ZWÖLF PAAR SCHUH

Das Trippeln und Trappeln durchs Treppenhaus, und Stimmen von Frauen und Kindern, zwitschernd und zwatschernd – wie jeden Mittwochmorgen um diese Zeit! Dann das Schellen an der Wohnungstür einen Stock höher, und in höchsten Stimmlagen nun die vielfach sich verschlingenden Begrüßungsgirlanden.

Wieder werde ich es einen Tag lang über mir haben, ihr unaufhörliches Schwatzen und Lachen. Kinderweinen ist selten zu hören, und falls doch, mit fast gleichzeitig einsetzendem, vielstimmig tröstendem Singsang. Streit oder auch nur ein lautes Wort scheint es nicht zu geben; aber manchmal fällt etwas zu Boden, oder Stühle werden gerückt über mir, und immer wieder sind ihre Schritte zu hören, mal hier, mal dort. Gegen Abend dann brechen sie auf. Dann wird im Treppenhaus wieder das Trippeln zu hören sein, abwärts; und, wenn sie unten sind und die Letzte raus aus dem Haus, der Knall, zu ist die Tür, dann wird wieder Stille sein über mir.
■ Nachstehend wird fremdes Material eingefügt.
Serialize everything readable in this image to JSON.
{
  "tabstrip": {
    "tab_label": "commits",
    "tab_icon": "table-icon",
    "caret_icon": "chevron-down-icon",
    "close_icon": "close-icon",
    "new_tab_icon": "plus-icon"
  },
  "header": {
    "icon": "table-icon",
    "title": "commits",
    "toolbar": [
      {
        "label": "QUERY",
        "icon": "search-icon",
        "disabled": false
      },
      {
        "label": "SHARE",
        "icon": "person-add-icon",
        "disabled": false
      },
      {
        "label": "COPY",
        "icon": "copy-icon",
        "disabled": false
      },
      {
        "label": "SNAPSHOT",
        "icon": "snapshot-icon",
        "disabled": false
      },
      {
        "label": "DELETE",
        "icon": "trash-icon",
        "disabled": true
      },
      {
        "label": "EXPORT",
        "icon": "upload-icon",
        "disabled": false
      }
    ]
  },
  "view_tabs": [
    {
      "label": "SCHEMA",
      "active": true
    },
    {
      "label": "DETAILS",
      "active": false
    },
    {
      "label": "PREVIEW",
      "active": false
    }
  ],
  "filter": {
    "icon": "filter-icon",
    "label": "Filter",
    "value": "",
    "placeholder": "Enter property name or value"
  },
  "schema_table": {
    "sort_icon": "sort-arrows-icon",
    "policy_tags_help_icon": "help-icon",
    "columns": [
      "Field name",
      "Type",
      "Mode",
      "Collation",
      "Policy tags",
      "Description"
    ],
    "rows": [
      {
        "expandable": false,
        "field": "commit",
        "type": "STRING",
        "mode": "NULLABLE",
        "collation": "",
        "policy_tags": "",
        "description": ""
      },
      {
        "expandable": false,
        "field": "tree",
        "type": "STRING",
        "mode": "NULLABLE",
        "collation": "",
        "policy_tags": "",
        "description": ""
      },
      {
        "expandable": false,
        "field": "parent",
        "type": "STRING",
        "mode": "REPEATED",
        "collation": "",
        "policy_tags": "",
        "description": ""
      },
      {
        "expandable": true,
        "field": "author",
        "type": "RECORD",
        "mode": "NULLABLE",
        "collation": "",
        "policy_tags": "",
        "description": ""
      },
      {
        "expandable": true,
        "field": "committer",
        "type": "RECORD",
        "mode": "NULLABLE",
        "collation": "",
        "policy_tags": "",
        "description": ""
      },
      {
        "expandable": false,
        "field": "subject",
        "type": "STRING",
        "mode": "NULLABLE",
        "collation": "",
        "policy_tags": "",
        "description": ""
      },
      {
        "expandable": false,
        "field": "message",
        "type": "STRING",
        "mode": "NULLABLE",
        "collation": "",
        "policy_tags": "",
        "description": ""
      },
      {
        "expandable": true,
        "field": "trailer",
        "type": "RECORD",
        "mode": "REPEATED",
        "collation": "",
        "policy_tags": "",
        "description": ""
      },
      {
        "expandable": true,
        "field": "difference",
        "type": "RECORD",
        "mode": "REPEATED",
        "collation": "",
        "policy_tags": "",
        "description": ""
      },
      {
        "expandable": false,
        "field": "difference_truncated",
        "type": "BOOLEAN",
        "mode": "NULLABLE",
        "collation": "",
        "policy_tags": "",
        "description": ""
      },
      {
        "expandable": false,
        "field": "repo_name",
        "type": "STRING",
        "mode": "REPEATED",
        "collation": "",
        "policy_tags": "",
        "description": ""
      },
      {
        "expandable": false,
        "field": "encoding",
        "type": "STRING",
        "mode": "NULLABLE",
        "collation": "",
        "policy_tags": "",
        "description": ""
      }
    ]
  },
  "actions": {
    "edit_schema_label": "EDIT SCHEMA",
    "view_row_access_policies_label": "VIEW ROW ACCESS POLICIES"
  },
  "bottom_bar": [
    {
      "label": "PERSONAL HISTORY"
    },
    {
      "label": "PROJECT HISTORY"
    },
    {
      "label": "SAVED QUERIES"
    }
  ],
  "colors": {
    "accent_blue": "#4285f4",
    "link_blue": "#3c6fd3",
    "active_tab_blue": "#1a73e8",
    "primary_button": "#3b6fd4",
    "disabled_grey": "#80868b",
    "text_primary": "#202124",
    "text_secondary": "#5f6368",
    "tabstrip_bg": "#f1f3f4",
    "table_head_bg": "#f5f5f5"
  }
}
Noch ist Morgen, der Tag noch frisch und auch das Wetter nicht schlecht, etwas trüb zwar, aber mild. Heute werde ich nicht in der Wohnung ausharren, nicht mich in Geduld und Gleichmut üben oder in der Kunst des Überhörens. Wohin könnte ich mich verziehen? In einen Park – dort ist es ruhig mitten in der Woche – oder, falls es doch zu nieseln anfängt, in die Bibliothek.

Aber heute will ich, bevor ich aus dem Haus gehe, endlich einmal nachschauen, wie viele es denn eigentlich sind, die sich wöchentlich treffen über mir – und sehe ein Stockwerk höher auf dem Treppenabsatz vor der Wohnungstür: ein Schuh-Ornament!

Frauen- und Kinderschuhe, die nicht paarweise aufgereiht stehen, sondern bunt durcheinander, mehr oder weniger ausgetretene Pumps, Sandalen, Sandaletten, Ballerinas – dass es so viele sind!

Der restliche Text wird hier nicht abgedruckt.